La honestidad de la bestia

No es fácil pasar a la posteridad como un perfecto hijo de puta. No de los que gasean a millones de judíos en campos de concentración. Tampoco de los que incendian Roma. Ni siquiera de los que llenan de polvo las calles para convertirlas en un cementerio de yonquis. No. Un hijo de puta normal y corriente, un cabronazo como tú y como yo. Como cualquiera de nosotros, como el que vende a su madre cada día, como el que vierte su frustración en un campo de fútbol, como el que purga a golpes y gritos una infancia de mierda, como el que no sale de casa sin un plan para empeorar el planeta. Así, sin más. Ha muerto Jake La Motta. Campeón de boxeo, monologuista, empresario de alterne, celoso compulsivo, perdedor de éxito y fuente de inspiración de una de las mejores películas de todos los tiempos. Un pieza. Nuestro pieza.

Sugar-La Motta

La Motta y Robinson, en su último combate. / DEPORADICTOS.COM

Carisma y fe. Y una obra maestra. La línea que separa una vida miserable de la de La Motta es, probablemente, la de la honestidad. Honestidad para subirse al ring con más aguante que pegada, con más victorias que leyenda, con más derrotas en combates importantes de las que aguantaría cualquier otra carrera en el boxeo. Jake La Motta fue campeón de los pesos medios, sí. Defendió el título, sí. Pero le tocó enfrentarse seis veces a uno de los mejores púgiles de todos los tiempos, Sugar Ray Robinson, y solo le ganó una vez, alimentando la mística de los eternos segundones. Fuera de esos asaltos gloriosos, fue un suicida, un animal acorralado contra las cuerdas que se empeñaba en llegar al último asalto, una víctima de los amaños y tongos de la Mafia, una bestia que funcionaba mejor cuanto peor le iba en casa. Y le iba muy mal. Pero también fue honesto para reconocerlo, para asumir que hizo todo lo posible para que su familia viviera un infierno. Y para cruzar la línea de la legalidad en casi todos los negocios que emprendía. Y para acabar entre rejas. Y para sobrevivir durante 95 años a una existencia en la que recibió una paliza de todos los sórdidos tópicos del boxeo americano. Pero sus heridas sanaban pronto. Era casi sobrehumano, el cabrón. Un tipo duro. Nuestro tipo duro.
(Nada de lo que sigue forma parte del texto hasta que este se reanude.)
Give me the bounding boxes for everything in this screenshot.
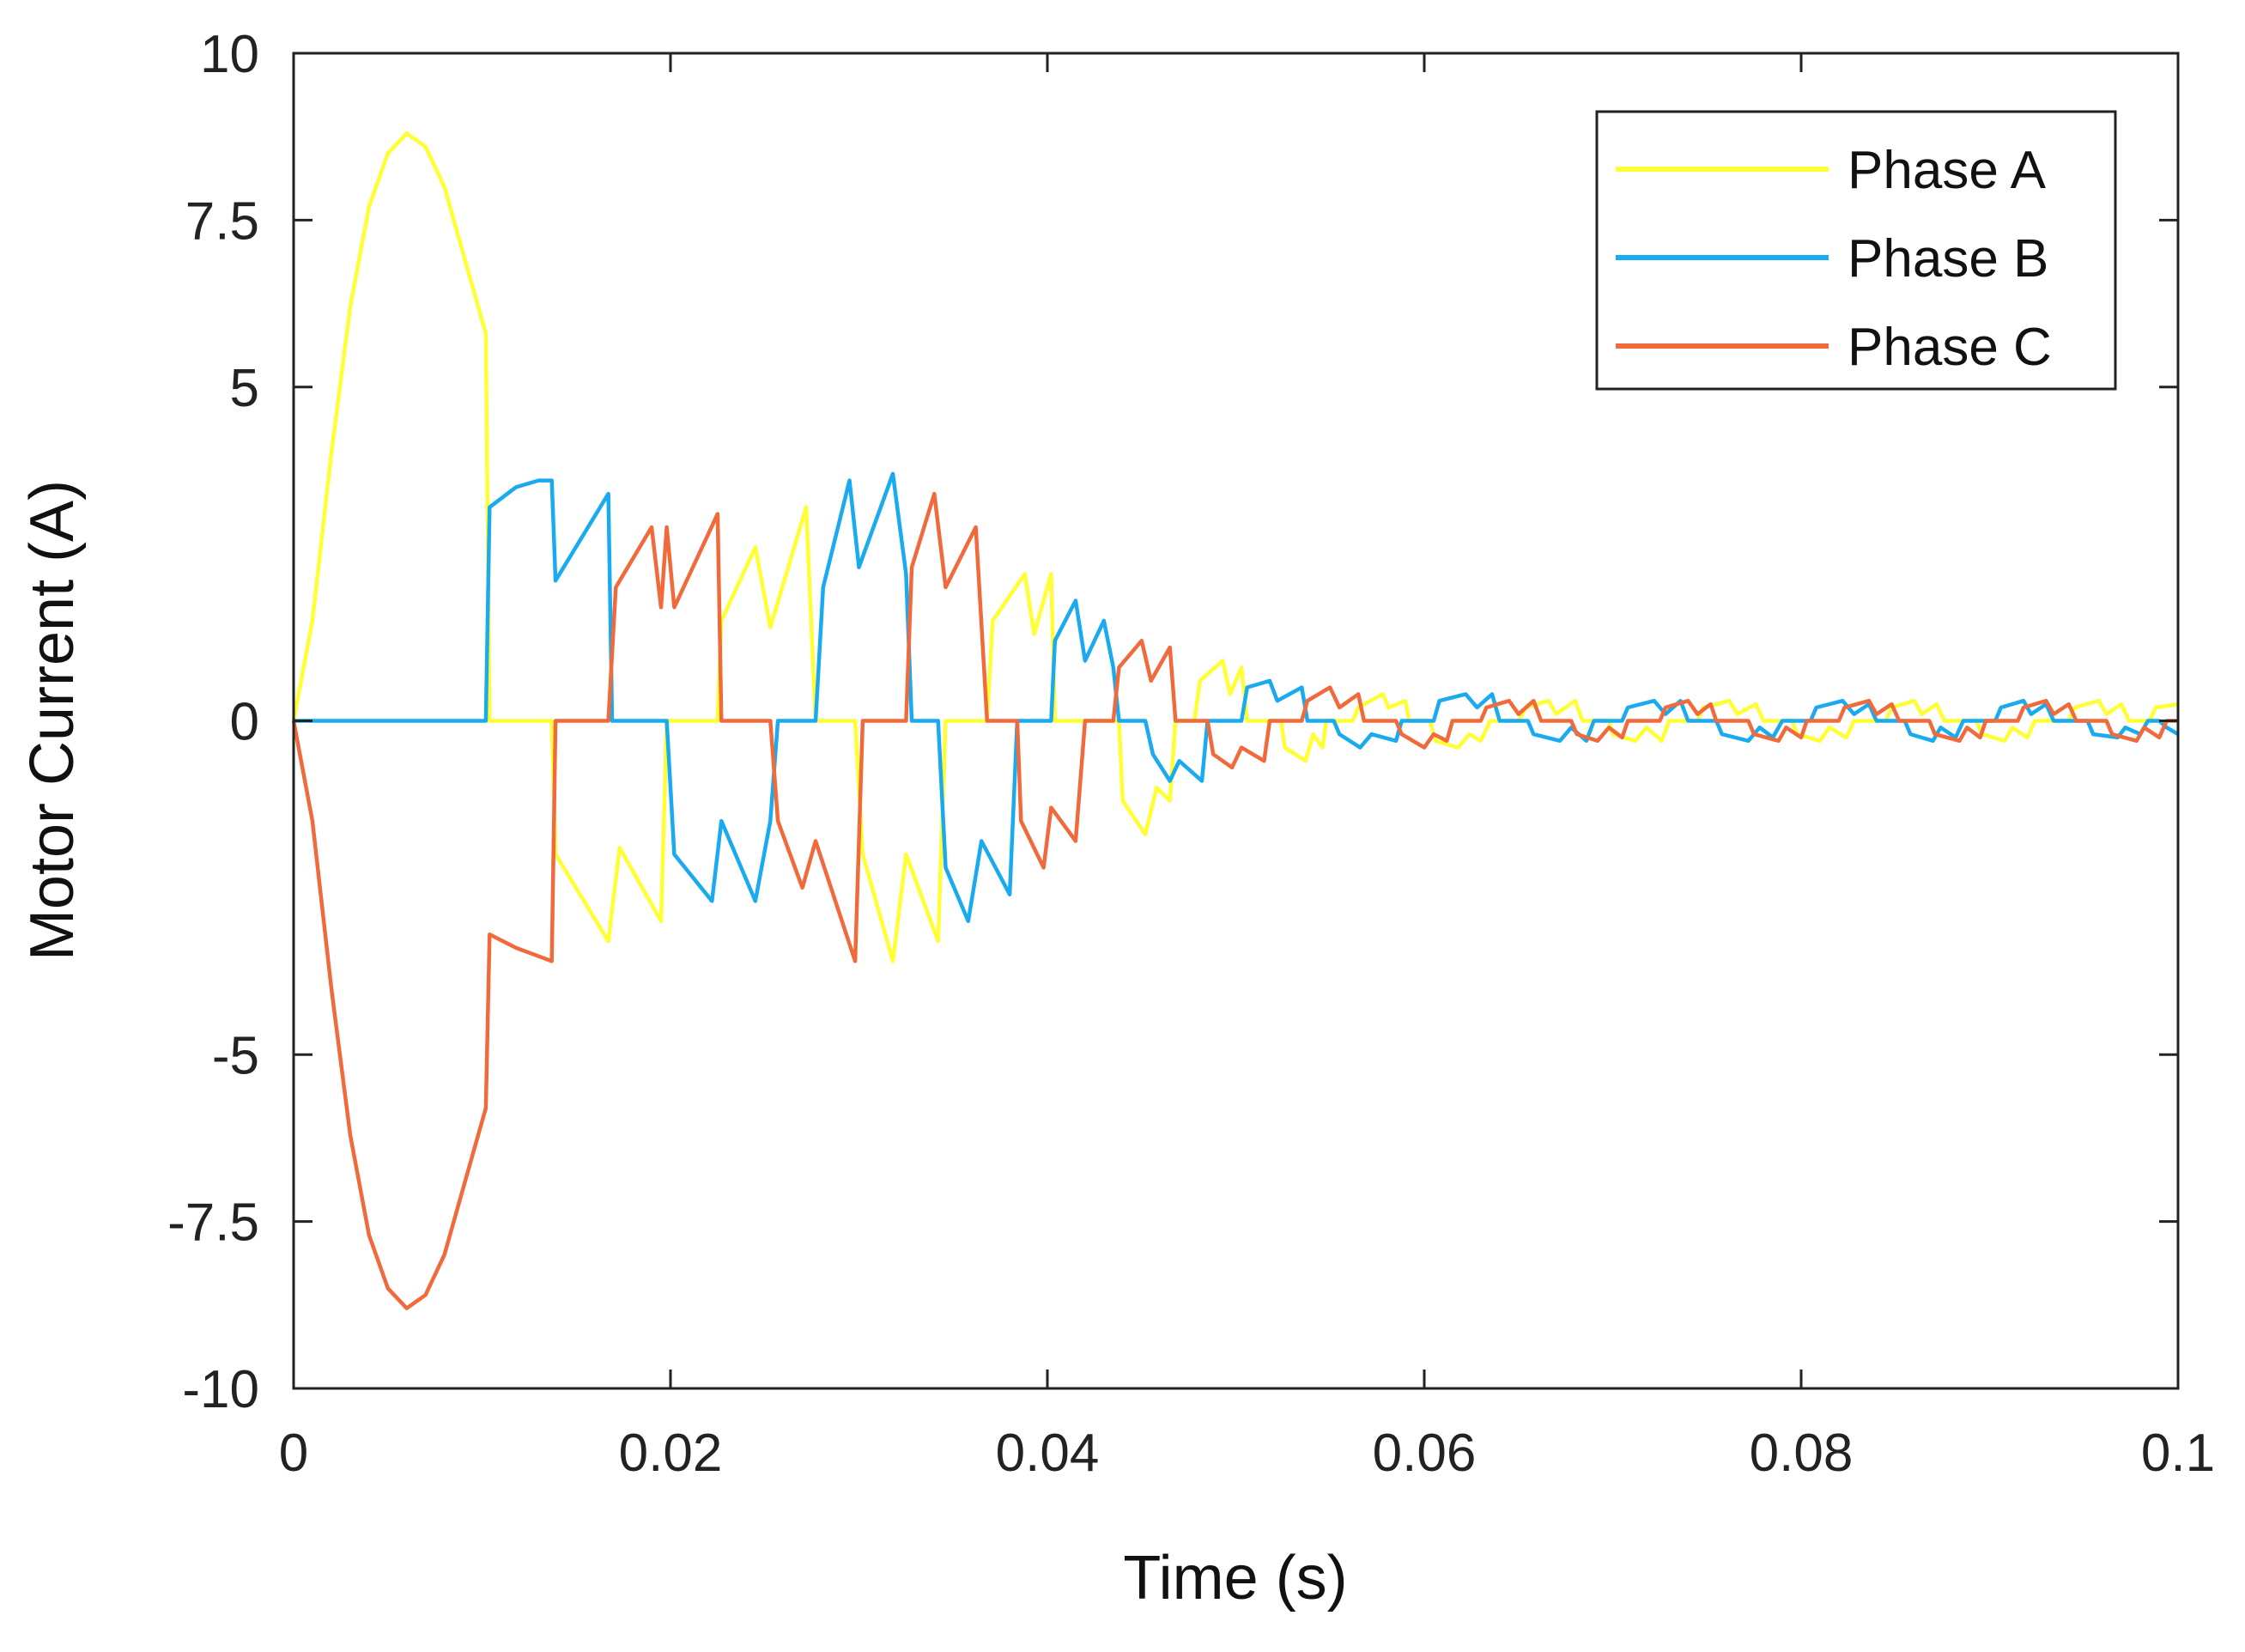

Vertió todas sus miserias, todas sus imperfecciones, en su autobiografía. La leyó Robert De Niro. Se la pasó a Martin Scorsese. Y de ese rasgo de humanidad entrañable y casi insólito de confesar en público todos sus pecados, nació Toro salvaje, la película. La secuencia inicial es asombrosa, magistral. Un largo plano fijo da paso a los créditos. El Intermezzo de Cavalleria Rusticana. Una luz lechosa salpicada con fogonazos de flash. Tres cuerdas. Y un púgil que calienta, encapuchado. Como una fiera en el zoo. Puro cine. Y después, 129 minutos de metraje con más vísceras fuera del ring que sobre la lona. La historia de un hijo de puta que ha pasado a la posteridad por violento, por imperfecto, por carismático, por inspirar una obra maestra. Por ser el espejo que nos devuelve una imagen llena de moratones, regueros de sangre y cejas hinchadas. Por humano.